HOMS, Syria — Hundreds of Syrians, some snapping photographs with their cellphones, wandered down paths carved out of rubble in the old quarters of Homs on Friday, getting their first glimpse of the horrendous destruction that two years of fighting inflicted on rebel-held parts of the city.
The scenes that greeted them were devastating.
City blocks pounded into an apocalyptic vista of hollow facades of blown-out buildings. Dust everywhere. Streets strewn with rebar, shattered concrete bricks, toppled telephone poles and the occasional charred carcass of a car.

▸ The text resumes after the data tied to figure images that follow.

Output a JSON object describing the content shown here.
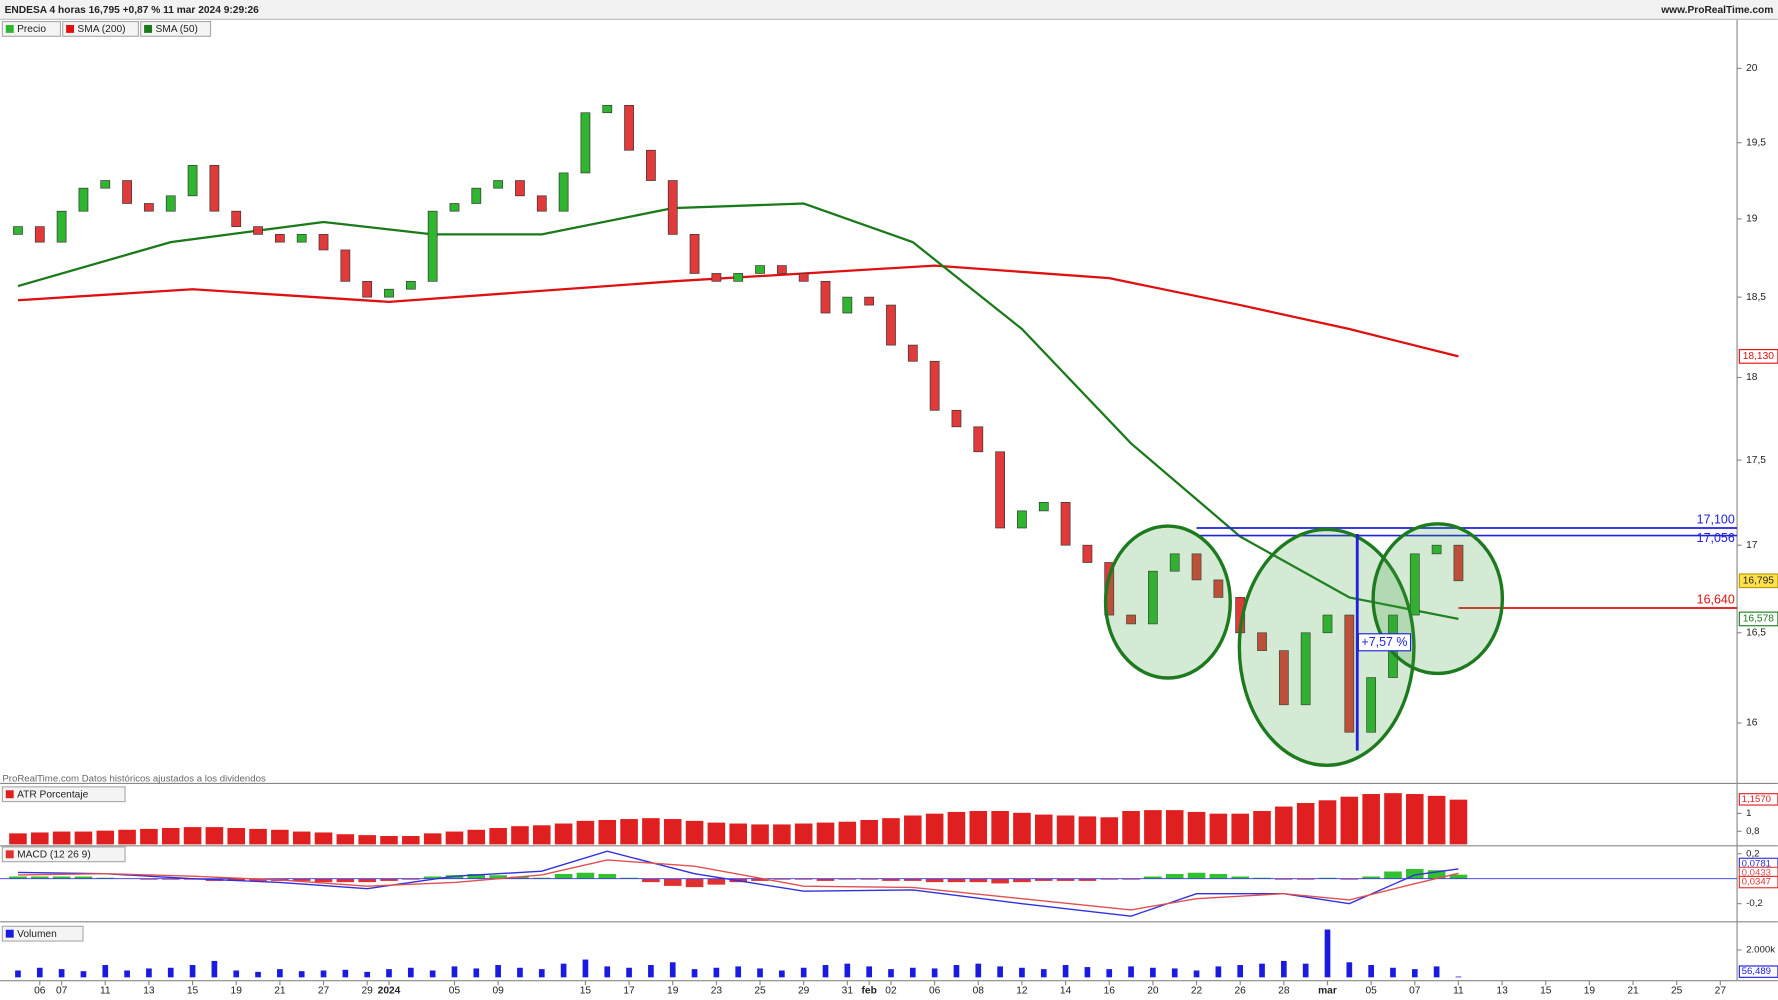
{
  "header": {
    "title": "ENDESA 4 horas 16,795 +0,87 % 11 mar 2024 9:29:26",
    "site": "www.ProRealTime.com",
    "watermark": "ProRealTime.com  Datos históricos ajustados a los dividendos",
    "annotation": "+7,57 %"
  },
  "chart_data": {
    "type": "candlestick",
    "price_name": "Precio",
    "log": true,
    "ylim": [
      15.68,
      20.33
    ],
    "yticks": [
      20,
      {
        "value": 19.5,
        "label": "19,5"
      },
      19,
      {
        "value": 18.5,
        "label": "18,5"
      },
      18,
      {
        "value": 17.5,
        "label": "17,5"
      },
      17,
      {
        "value": 16.5,
        "label": "16,5"
      },
      16
    ],
    "xlim": [
      -0.8,
      80
    ],
    "xticks": [
      {
        "value": 1,
        "label": "06"
      },
      {
        "value": 2,
        "label": "07"
      },
      {
        "value": 4,
        "label": "11"
      },
      {
        "value": 6,
        "label": "13"
      },
      {
        "value": 8,
        "label": "15"
      },
      {
        "value": 10,
        "label": "19"
      },
      {
        "value": 12,
        "label": "21"
      },
      {
        "value": 14,
        "label": "27"
      },
      {
        "value": 16,
        "label": "29"
      },
      {
        "value": 17,
        "label": "2024"
      },
      {
        "value": 20,
        "label": "05"
      },
      {
        "value": 22,
        "label": "09"
      },
      {
        "value": 26,
        "label": "15"
      },
      {
        "value": 28,
        "label": "17"
      },
      {
        "value": 30,
        "label": "19"
      },
      {
        "value": 32,
        "label": "23"
      },
      {
        "value": 34,
        "label": "25"
      },
      {
        "value": 36,
        "label": "29"
      },
      {
        "value": 38,
        "label": "31"
      },
      {
        "value": 39,
        "label": "feb"
      },
      {
        "value": 40,
        "label": "02"
      },
      {
        "value": 42,
        "label": "06"
      },
      {
        "value": 44,
        "label": "08"
      },
      {
        "value": 46,
        "label": "12"
      },
      {
        "value": 48,
        "label": "14"
      },
      {
        "value": 50,
        "label": "16"
      },
      {
        "value": 52,
        "label": "20"
      },
      {
        "value": 54,
        "label": "22"
      },
      {
        "value": 56,
        "label": "26"
      },
      {
        "value": 58,
        "label": "28"
      },
      {
        "value": 60,
        "label": "mar"
      },
      {
        "value": 62,
        "label": "05"
      },
      {
        "value": 64,
        "label": "07"
      },
      {
        "value": 66,
        "label": "11"
      },
      {
        "value": 68,
        "label": "13"
      },
      {
        "value": 70,
        "label": "15"
      },
      {
        "value": 72,
        "label": "19"
      },
      {
        "value": 74,
        "label": "21"
      },
      {
        "value": 76,
        "label": "25"
      },
      {
        "value": 78,
        "label": "27"
      }
    ],
    "open": [
      18.9,
      18.95,
      18.85,
      19.05,
      19.2,
      19.25,
      19.1,
      19.05,
      19.15,
      19.35,
      19.05,
      18.95,
      18.9,
      18.85,
      18.9,
      18.8,
      18.6,
      18.5,
      18.55,
      18.6,
      19.05,
      19.1,
      19.2,
      19.25,
      19.15,
      19.05,
      19.3,
      19.7,
      19.75,
      19.45,
      19.25,
      18.9,
      18.65,
      18.6,
      18.65,
      18.7,
      18.65,
      18.6,
      18.4,
      18.5,
      18.45,
      18.2,
      18.1,
      17.8,
      17.7,
      17.55,
      17.1,
      17.2,
      17.25,
      17.0,
      16.9,
      16.6,
      16.55,
      16.85,
      16.95,
      16.8,
      16.7,
      16.5,
      16.4,
      16.1,
      16.5,
      16.6,
      15.95,
      16.25,
      16.6,
      16.95,
      17.0
    ],
    "close": [
      18.95,
      18.85,
      19.05,
      19.2,
      19.25,
      19.1,
      19.05,
      19.15,
      19.35,
      19.05,
      18.95,
      18.9,
      18.85,
      18.9,
      18.8,
      18.6,
      18.5,
      18.55,
      18.6,
      19.05,
      19.1,
      19.2,
      19.25,
      19.15,
      19.05,
      19.3,
      19.7,
      19.75,
      19.45,
      19.25,
      18.9,
      18.65,
      18.6,
      18.65,
      18.7,
      18.65,
      18.6,
      18.4,
      18.5,
      18.45,
      18.2,
      18.1,
      17.8,
      17.7,
      17.55,
      17.1,
      17.2,
      17.25,
      17.0,
      16.9,
      16.6,
      16.55,
      16.85,
      16.95,
      16.8,
      16.7,
      16.5,
      16.4,
      16.1,
      16.5,
      16.6,
      15.95,
      16.25,
      16.6,
      16.95,
      17.0,
      16.795
    ],
    "up_color": "#2fb52f",
    "down_color": "#e03a3a",
    "series": [
      {
        "name": "SMA (200)",
        "color": "#e01010",
        "x": [
          0,
          8,
          17,
          30,
          42,
          50,
          56,
          61,
          66
        ],
        "values": [
          18.48,
          18.55,
          18.47,
          18.6,
          18.7,
          18.62,
          18.45,
          18.3,
          18.13
        ],
        "last_label": "18,130"
      },
      {
        "name": "SMA (50)",
        "color": "#1a7a1a",
        "x": [
          0,
          7,
          14,
          19,
          24,
          30,
          36,
          41,
          46,
          51,
          56,
          61,
          66
        ],
        "values": [
          18.57,
          18.85,
          18.98,
          18.9,
          18.9,
          19.07,
          19.1,
          18.85,
          18.3,
          17.6,
          17.05,
          16.7,
          16.578
        ],
        "last_label": "16,578"
      }
    ],
    "last_label": "16,795",
    "levels": [
      {
        "value": 17.1,
        "label": "17,100",
        "color": "#2020e0",
        "from": 54
      },
      {
        "value": 17.056,
        "label": "17,056",
        "color": "#2020e0",
        "from": 54
      },
      {
        "value": 16.64,
        "label": "16,640",
        "color": "#e01010",
        "from": 66
      }
    ],
    "atr": {
      "name": "ATR Porcentaje",
      "color": "#e02020",
      "ylim": [
        0.65,
        1.31
      ],
      "yticks": [
        1,
        {
          "value": 0.8,
          "label": "0,8"
        }
      ],
      "last_label": "1,1570",
      "values": [
        0.78,
        0.79,
        0.8,
        0.8,
        0.81,
        0.82,
        0.83,
        0.84,
        0.85,
        0.85,
        0.84,
        0.83,
        0.82,
        0.8,
        0.79,
        0.77,
        0.76,
        0.75,
        0.75,
        0.78,
        0.8,
        0.82,
        0.84,
        0.86,
        0.87,
        0.89,
        0.92,
        0.93,
        0.94,
        0.95,
        0.94,
        0.92,
        0.9,
        0.89,
        0.88,
        0.88,
        0.89,
        0.9,
        0.91,
        0.93,
        0.95,
        0.98,
        1.0,
        1.02,
        1.03,
        1.03,
        1.01,
        0.99,
        0.98,
        0.97,
        0.96,
        1.03,
        1.04,
        1.04,
        1.02,
        1.0,
        1.0,
        1.03,
        1.08,
        1.12,
        1.15,
        1.19,
        1.22,
        1.23,
        1.22,
        1.2,
        1.157
      ]
    },
    "macd": {
      "name": "MACD (12 26 9)",
      "ylim": [
        -0.336,
        0.2545
      ],
      "yticks": [
        {
          "value": 0.2,
          "label": "0,2"
        },
        {
          "value": -0.2,
          "label": "-0,2"
        }
      ],
      "histogram": [
        0.02,
        0.02,
        0.02,
        0.02,
        0.01,
        0,
        -0.01,
        -0.01,
        -0.01,
        -0.02,
        -0.02,
        -0.02,
        -0.02,
        -0.02,
        -0.03,
        -0.03,
        -0.03,
        -0.02,
        -0.01,
        0.02,
        0.03,
        0.04,
        0.03,
        0.02,
        0.01,
        0.04,
        0.05,
        0.04,
        0.01,
        -0.03,
        -0.06,
        -0.07,
        -0.05,
        -0.03,
        -0.02,
        -0.01,
        -0.01,
        -0.02,
        -0.01,
        -0.01,
        -0.02,
        -0.02,
        -0.03,
        -0.03,
        -0.03,
        -0.04,
        -0.03,
        -0.02,
        -0.02,
        -0.02,
        -0.01,
        -0.01,
        0.02,
        0.04,
        0.05,
        0.04,
        0.02,
        0.01,
        -0.01,
        -0.01,
        0.01,
        -0.01,
        0.02,
        0.06,
        0.08,
        0.07,
        0.0347
      ],
      "hist_label": "0,0347",
      "pos_color": "#30c030",
      "neg_color": "#e03030",
      "x": [
        0,
        4,
        8,
        12,
        16,
        20,
        24,
        27,
        31,
        36,
        41,
        46,
        51,
        54,
        58,
        61,
        64,
        66
      ],
      "lines": [
        {
          "color": "#3030e0",
          "label": "0,0781",
          "values": [
            0.05,
            0.04,
            0.0,
            -0.03,
            -0.08,
            0.02,
            0.06,
            0.22,
            0.04,
            -0.1,
            -0.09,
            -0.2,
            -0.3,
            -0.12,
            -0.12,
            -0.2,
            0.03,
            0.0781
          ]
        },
        {
          "color": "#e05050",
          "label": "0,0433",
          "values": [
            0.03,
            0.04,
            0.02,
            -0.01,
            -0.06,
            -0.03,
            0.03,
            0.15,
            0.1,
            -0.06,
            -0.07,
            -0.16,
            -0.25,
            -0.16,
            -0.12,
            -0.17,
            -0.04,
            0.0433
          ]
        }
      ]
    },
    "volume": {
      "name": "Volumen",
      "color": "#1a1ae0",
      "ylim": [
        0,
        3900
      ],
      "yticks": [
        {
          "value": 2000,
          "label": "2.000k"
        }
      ],
      "last_label": "56,489",
      "values": [
        500,
        700,
        600,
        450,
        900,
        500,
        650,
        700,
        900,
        1200,
        500,
        400,
        600,
        450,
        500,
        550,
        400,
        600,
        700,
        500,
        800,
        650,
        900,
        700,
        600,
        1000,
        1300,
        800,
        700,
        900,
        1100,
        600,
        700,
        800,
        650,
        500,
        700,
        900,
        1000,
        800,
        600,
        700,
        650,
        900,
        1000,
        800,
        700,
        600,
        900,
        750,
        600,
        800,
        700,
        650,
        500,
        800,
        900,
        1000,
        1200,
        1000,
        3500,
        1100,
        900,
        700,
        600,
        800,
        56.489
      ]
    }
  }
}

For more than a year, President Bashar Assad's troops blockaded these neighborhoods, pounding the rebel bastions with his artillery and air force. Under a deal struck this week, the government assumed control of the old quarters, while in return some 2,000 rebel fighters were granted safe passage to opposition areas north of Homs.
The final piece of the agreement fell into place Friday afternoon as the last 300 or so rebels left Homs after an aid convoy was allowed into two pro-government villages in northern Syria besieged by the opposition. The aid delivery was part of the agreement.
The withdrawal was a major victory for the government in a conflict that has killed more than 150,000 people since March 2011. The deal handed Assad control of the city once known as "the capital of the revolution," as well as a geographic linchpin in central Syria from which to launch offensives on rebel-held territory in the north.